Schrems II could significantly impact the free-flow of data internationally. The U.S. Secretary of Commerce, Wilbur Ross, issued the following statement relating to the Schrems II decision:
“While the Department of Commerce is deeply disappointed that the court appears to have invalidated the European Commission’s adequacy decision underlying the EU-U.S. Privacy Shield, we are still studying the decision to fully understand its practical impacts,…We have been and will remain in close contact with the European Commission and European Data Protection Board on this matter and hope to be able to limit the negative consequences to the $7.1 trillion transatlantic economic relationship that is so vital to our respective citizens, companies, and governments. Data flows are essential not just to tech companies—but to businesses of all sizes in every sector. As our economies continue their post-COVID-19 recovery, it is critical that companies—including the 5,300+ current Privacy Shield participants—be able to transfer data without interruption, consistent with the strong protections offered by Privacy Shield.”4
The extensive ramifications of the court’s decision are still uncertain at this time. Many large U.S. organizations, including Facebook, Google, Amazon and various cloud-based technology giants have relied on the EU-U.S. Privacy Shield as the mechanism for transferring data across the pond, and many may now be left scrambling to firm up and execute an alternative authorized Data Transfer Mechanism.
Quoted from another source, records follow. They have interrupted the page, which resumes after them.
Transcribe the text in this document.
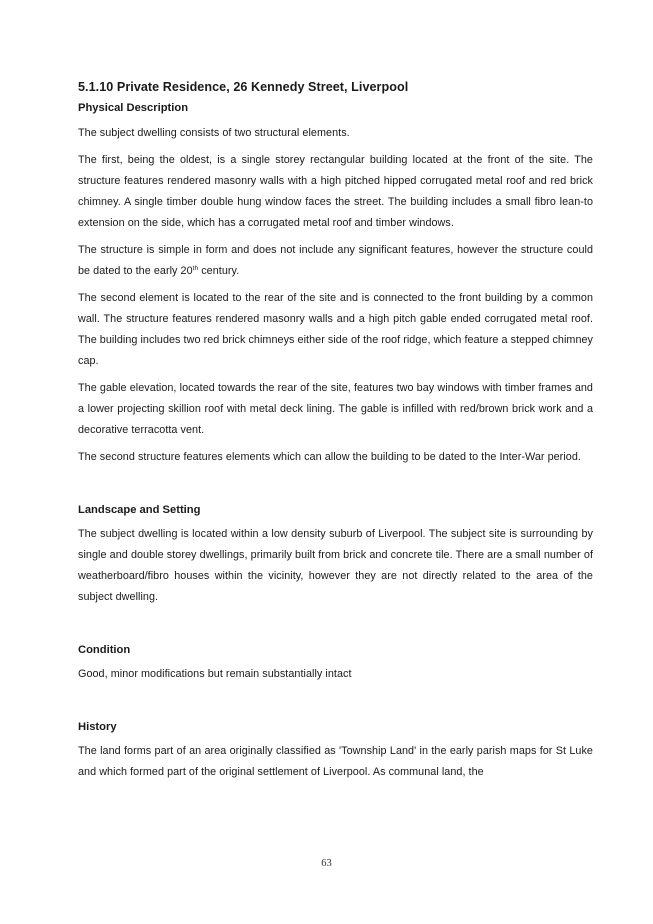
5.1.10 Private Residence, 26 Kennedy Street, Liverpool
Physical Description

The subject dwelling consists of two structural elements.

The first, being the oldest, is a single storey rectangular building located at the front of the site. The structure features rendered masonry walls with a high pitched hipped corrugated metal roof and red brick chimney. A single timber double hung window faces the street. The building includes a small fibro lean-to extension on the side, which has a corrugated metal roof and timber windows.

The structure is simple in form and does not include any significant features, however the structure could be dated to the early 20th century.

The second element is located to the rear of the site and is connected to the front building by a common wall. The structure features rendered masonry walls and a high pitch gable ended corrugated metal roof. The building includes two red brick chimneys either side of the roof ridge, which feature a stepped chimney cap.

The gable elevation, located towards the rear of the site, features two bay windows with timber frames and a lower projecting skillion roof with metal deck lining. The gable is infilled with red/brown brick work and a decorative terracotta vent.

The second structure features elements which can allow the building to be dated to the Inter-War period.

Landscape and Setting

The subject dwelling is located within a low density suburb of Liverpool. The subject site is surrounding by single and double storey dwellings, primarily built from brick and concrete tile. There are a small number of weatherboard/fibro houses within the vicinity, however they are not directly related to the area of the subject dwelling.

Condition

Good, minor modifications but remain substantially intact

History

The land forms part of an area originally classified as 'Township Land' in the early parish maps for St Luke and which formed part of the original settlement of Liverpool. As communal land, the

63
Additionally, for those relying on SCCs, it is unclear when and how such SCCs may be questioned by the appropriate authorities but one thing is clear, those provisions should be reviewed with your legal team today, and evaluated for internal compliance as well as adequate protections with respect to government access and surveillance.
We will continue to update you regarding the legal ramifications and impact of the Schrems II decision on data protection. For more information on how to navigate the everchanging landscape of data privacy and international data transfers, please contact Jessica Copeland, Amber Lawyer, John Clopper, Fred Price or any of the attorneys in the Cybersecurity and Data Privacy practice.
1 Currently the list includes: Andorra, Argentina, Canada (commercial organizations), Faroe Islands, Guernsey, Israel, Isle of Man, Japan, Jersey, New Zealand, Switzerland, and Uruguay.
2 An entity that is international can enter into BCRs, which need to be approved by a Supervisory Authority in the EU. These “rules” are essentially data protection policies adhered to by companies established in the EU for transfers of personal data outside of the EEA. Such rules must be enforced for the entire entity and shall include all general data protection principles and enforceable rights to ensure appropriate safeguards for data transfers. These rules must be legally binding.
3 Facebook Ireland collects data of EU resident Facebook users and transfers it to Facebook Inc. servers located in the United States.
4 It is important to note that the Department of Commerce will continue to administer the Privacy Shield program and enforce certification obligations on participating U.S. entities.